I’m writing all of this down here because I think that if we can predict these cycles, we can manage them better. Max has an episode? Expect:

  • Frida to need something physical to do (we raked leaves this time, it was perfect.)
  • All of us to need more sleep in the following few days,
  • carbs to sound good for about 4 days,
  • crying jags, teeth grinding, new pimples, fussy appetites, stinky feet (possibly unrelated,)
  • time to address marital problems no sooner than a week later.

It’s been a week. Let’s get the kids to bed, then change into our best pjs, listen to music and crack walnuts. Let’sĀ find some moments to appreciate together. Let’s be amazed at all that we get done. Let’s be as generous with ourselves as we would be with friends who were trying to manage a situation like ours. Let’s realize that, every moment that it’s not actually broken, we’re making it work.

 

One thought on “Hey, Tobias, I Think We Might Actually Be Winning!

  1. Oh Betsy this is so spot-on and wise! I call this snowballing (in the way one would build, say, the base of a snowman). When a situation requires a ton of energy/stress, and I get tired, it’s easy for me to look around and just add on things…how is our house always a wreck? And why do we use ziplocs? I should be earth-friendlier. And soaking beans. And able to jog. My god, I am unfit. Other people enroll in dog training? Good Lord, even our dog care is sub-par.

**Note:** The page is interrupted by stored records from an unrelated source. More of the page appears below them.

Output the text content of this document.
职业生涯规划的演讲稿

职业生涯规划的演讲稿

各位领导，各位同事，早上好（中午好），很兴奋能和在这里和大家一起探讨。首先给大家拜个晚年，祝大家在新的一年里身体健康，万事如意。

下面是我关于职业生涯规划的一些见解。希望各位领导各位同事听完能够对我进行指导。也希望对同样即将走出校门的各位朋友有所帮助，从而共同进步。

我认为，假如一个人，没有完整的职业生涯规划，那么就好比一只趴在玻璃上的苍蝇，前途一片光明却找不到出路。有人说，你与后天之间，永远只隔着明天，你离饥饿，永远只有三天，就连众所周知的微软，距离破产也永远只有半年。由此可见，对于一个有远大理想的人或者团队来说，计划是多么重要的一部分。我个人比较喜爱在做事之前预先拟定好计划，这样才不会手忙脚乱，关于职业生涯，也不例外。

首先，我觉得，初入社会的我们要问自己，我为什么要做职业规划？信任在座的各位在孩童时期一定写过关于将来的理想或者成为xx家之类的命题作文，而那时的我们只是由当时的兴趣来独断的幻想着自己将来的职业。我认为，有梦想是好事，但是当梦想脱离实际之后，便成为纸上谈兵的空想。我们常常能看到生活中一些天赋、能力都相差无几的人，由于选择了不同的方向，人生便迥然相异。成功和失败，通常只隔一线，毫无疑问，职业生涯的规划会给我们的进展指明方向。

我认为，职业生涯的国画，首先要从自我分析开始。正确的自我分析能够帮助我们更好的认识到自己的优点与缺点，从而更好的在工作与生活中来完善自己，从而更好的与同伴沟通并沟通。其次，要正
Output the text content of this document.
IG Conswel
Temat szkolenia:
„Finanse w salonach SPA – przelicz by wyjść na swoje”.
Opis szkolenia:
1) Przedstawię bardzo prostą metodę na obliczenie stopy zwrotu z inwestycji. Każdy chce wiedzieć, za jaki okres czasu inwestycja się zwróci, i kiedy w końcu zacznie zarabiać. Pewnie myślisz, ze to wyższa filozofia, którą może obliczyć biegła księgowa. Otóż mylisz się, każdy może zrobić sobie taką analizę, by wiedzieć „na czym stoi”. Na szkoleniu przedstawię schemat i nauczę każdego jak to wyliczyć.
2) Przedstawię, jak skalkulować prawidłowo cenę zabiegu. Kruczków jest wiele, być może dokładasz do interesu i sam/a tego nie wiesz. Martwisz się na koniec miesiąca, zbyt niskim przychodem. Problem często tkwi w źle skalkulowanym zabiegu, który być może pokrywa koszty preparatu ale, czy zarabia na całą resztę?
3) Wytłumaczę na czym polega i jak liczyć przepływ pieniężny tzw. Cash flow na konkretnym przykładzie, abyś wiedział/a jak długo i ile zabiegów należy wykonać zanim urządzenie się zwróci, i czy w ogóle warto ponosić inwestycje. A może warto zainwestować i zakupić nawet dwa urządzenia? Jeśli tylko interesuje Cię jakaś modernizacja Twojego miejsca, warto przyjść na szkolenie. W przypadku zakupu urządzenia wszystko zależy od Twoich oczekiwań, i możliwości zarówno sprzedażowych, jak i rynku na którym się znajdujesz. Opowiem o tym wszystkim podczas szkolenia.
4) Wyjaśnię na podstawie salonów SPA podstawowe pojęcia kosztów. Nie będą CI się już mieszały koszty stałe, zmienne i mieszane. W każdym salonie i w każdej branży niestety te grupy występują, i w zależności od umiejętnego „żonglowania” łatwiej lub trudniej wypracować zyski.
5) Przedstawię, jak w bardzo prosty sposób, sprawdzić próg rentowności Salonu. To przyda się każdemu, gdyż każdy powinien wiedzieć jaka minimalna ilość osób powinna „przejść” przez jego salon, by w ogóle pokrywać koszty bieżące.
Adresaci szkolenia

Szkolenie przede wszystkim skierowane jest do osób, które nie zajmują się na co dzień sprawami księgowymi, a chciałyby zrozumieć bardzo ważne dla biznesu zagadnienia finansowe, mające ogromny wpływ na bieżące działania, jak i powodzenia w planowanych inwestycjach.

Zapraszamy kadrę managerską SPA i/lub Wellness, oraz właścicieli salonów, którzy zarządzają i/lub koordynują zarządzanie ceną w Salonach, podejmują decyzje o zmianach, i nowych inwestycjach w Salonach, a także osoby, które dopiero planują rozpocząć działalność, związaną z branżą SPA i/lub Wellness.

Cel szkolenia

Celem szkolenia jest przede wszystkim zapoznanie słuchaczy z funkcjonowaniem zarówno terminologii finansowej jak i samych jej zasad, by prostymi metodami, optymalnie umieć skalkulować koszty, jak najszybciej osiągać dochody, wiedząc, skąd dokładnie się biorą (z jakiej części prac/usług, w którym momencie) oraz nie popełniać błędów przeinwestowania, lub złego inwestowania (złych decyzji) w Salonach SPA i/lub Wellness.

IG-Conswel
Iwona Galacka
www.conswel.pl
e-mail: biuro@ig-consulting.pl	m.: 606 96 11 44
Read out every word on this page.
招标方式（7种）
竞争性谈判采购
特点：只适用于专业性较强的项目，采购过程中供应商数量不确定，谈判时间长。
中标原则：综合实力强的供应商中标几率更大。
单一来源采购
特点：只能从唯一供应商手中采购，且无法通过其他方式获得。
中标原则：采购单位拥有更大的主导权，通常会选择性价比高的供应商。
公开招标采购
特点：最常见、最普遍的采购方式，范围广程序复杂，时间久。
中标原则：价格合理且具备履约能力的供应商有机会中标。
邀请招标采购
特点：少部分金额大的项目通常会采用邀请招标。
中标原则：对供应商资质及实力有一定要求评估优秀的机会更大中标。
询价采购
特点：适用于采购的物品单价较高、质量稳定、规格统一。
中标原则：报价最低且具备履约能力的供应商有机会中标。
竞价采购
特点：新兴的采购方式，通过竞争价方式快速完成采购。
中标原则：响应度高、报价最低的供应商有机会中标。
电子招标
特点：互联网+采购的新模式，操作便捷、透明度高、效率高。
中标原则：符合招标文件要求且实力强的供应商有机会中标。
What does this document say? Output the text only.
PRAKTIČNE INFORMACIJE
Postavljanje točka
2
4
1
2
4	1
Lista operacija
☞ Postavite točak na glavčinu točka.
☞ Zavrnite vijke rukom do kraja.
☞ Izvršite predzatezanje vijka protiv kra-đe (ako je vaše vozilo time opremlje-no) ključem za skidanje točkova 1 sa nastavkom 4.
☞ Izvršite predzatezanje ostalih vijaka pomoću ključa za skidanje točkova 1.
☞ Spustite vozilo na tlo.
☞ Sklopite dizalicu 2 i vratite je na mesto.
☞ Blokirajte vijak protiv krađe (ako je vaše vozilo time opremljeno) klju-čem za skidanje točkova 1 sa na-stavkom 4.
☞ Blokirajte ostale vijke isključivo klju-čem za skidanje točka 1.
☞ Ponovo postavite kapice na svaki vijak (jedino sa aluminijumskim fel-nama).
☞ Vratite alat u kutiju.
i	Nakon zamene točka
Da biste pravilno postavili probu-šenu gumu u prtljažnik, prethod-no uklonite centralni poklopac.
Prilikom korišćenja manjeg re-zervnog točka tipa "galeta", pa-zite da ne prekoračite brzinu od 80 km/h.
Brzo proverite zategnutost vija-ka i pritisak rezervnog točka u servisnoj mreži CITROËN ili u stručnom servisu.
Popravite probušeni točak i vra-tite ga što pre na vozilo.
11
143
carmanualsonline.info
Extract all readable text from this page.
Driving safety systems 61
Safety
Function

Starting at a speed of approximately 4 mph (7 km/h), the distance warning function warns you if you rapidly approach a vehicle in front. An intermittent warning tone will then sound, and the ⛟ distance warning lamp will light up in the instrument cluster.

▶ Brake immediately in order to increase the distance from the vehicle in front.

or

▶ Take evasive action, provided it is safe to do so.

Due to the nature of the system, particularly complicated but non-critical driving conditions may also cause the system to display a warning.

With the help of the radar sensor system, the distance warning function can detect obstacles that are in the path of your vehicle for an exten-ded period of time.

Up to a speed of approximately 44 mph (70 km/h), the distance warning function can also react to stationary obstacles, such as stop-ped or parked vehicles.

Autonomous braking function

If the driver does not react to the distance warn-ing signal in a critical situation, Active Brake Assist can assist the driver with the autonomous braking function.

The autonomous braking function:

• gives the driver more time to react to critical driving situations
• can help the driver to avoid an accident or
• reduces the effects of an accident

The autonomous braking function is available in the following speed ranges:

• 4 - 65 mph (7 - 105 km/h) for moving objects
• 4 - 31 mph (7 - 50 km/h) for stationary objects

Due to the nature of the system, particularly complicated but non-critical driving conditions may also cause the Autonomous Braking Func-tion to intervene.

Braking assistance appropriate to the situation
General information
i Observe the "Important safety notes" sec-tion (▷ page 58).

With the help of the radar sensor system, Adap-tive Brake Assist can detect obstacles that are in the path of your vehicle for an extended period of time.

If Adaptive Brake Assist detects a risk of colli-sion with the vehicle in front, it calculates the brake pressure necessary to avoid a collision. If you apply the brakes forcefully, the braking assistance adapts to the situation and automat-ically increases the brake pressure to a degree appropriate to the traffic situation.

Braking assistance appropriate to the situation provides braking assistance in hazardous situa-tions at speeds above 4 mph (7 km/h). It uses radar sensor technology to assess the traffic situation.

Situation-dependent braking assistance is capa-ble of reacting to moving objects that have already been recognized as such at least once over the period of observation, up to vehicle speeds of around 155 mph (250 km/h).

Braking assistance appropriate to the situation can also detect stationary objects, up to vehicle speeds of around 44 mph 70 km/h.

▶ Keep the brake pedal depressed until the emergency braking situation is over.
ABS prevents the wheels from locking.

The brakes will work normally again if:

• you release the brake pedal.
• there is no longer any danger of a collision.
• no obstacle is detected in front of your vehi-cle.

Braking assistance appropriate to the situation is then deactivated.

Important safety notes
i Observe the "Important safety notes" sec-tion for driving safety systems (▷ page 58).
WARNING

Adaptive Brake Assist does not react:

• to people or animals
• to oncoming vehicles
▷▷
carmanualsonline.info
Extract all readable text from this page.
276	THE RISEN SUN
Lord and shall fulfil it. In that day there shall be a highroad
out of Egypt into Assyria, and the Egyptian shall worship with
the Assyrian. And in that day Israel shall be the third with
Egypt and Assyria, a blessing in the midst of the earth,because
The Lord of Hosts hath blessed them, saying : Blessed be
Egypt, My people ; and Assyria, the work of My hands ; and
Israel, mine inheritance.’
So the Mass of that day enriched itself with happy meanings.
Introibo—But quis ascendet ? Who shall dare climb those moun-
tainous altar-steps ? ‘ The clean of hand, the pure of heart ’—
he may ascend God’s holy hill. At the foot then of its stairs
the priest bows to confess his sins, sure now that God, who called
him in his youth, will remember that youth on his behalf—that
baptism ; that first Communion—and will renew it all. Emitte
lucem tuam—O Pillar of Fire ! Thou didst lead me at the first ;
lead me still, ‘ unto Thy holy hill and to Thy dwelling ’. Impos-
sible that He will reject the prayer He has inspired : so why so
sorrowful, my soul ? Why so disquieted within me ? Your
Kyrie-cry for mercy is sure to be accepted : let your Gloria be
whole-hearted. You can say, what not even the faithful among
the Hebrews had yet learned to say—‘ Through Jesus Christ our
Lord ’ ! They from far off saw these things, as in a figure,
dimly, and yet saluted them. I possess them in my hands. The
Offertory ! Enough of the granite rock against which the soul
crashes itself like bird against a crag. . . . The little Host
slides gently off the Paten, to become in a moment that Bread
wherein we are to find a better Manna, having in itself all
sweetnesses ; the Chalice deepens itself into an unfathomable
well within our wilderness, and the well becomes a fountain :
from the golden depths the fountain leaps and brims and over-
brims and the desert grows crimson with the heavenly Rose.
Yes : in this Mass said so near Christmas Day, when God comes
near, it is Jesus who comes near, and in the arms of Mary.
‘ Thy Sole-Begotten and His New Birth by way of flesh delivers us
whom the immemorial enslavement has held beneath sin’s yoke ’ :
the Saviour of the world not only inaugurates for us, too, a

    For me, it’s definitely not a time to examine my marriage. Because my score-keeping is both overzealous and inaccurate. I can see only the perennially un-loaded dishwasher and not count the firewood chopped or the trash cans dragged uphill.

    The pointing out the beauty in life piece is something I think about a lot. My whole life I have considered myself someone with a certain kind of skill, to kind of lighten moods, set an upbeat tone. Cypress tends towards melancholy–he’s a sensitive soul–and I feel like his despair is mine to manage. Sometimes I find myself talking myself into rallying the family. Like, you can flip this. You can make this fun. Think of a game. Get them moving. Time them on a made-up course running around the tree to the fire pit. It should be fun–what a gift, motherhood! But I can’t help feeling the burden of it at the same time. Like I’m some kind of insane cheerleader for life, constantly pointing out things we could do, see, make, play. And I don’t know what I want to change, or if anything needs to change, really.

    Anyway, thank you for your insights! And I give you all the points in the world for even entertaining the thought of cooking mussels for dinner. Know that somewhere in upstate NY, my children were eating steamed broccoli and ravioli. Because they don’t know mussels exist. ha!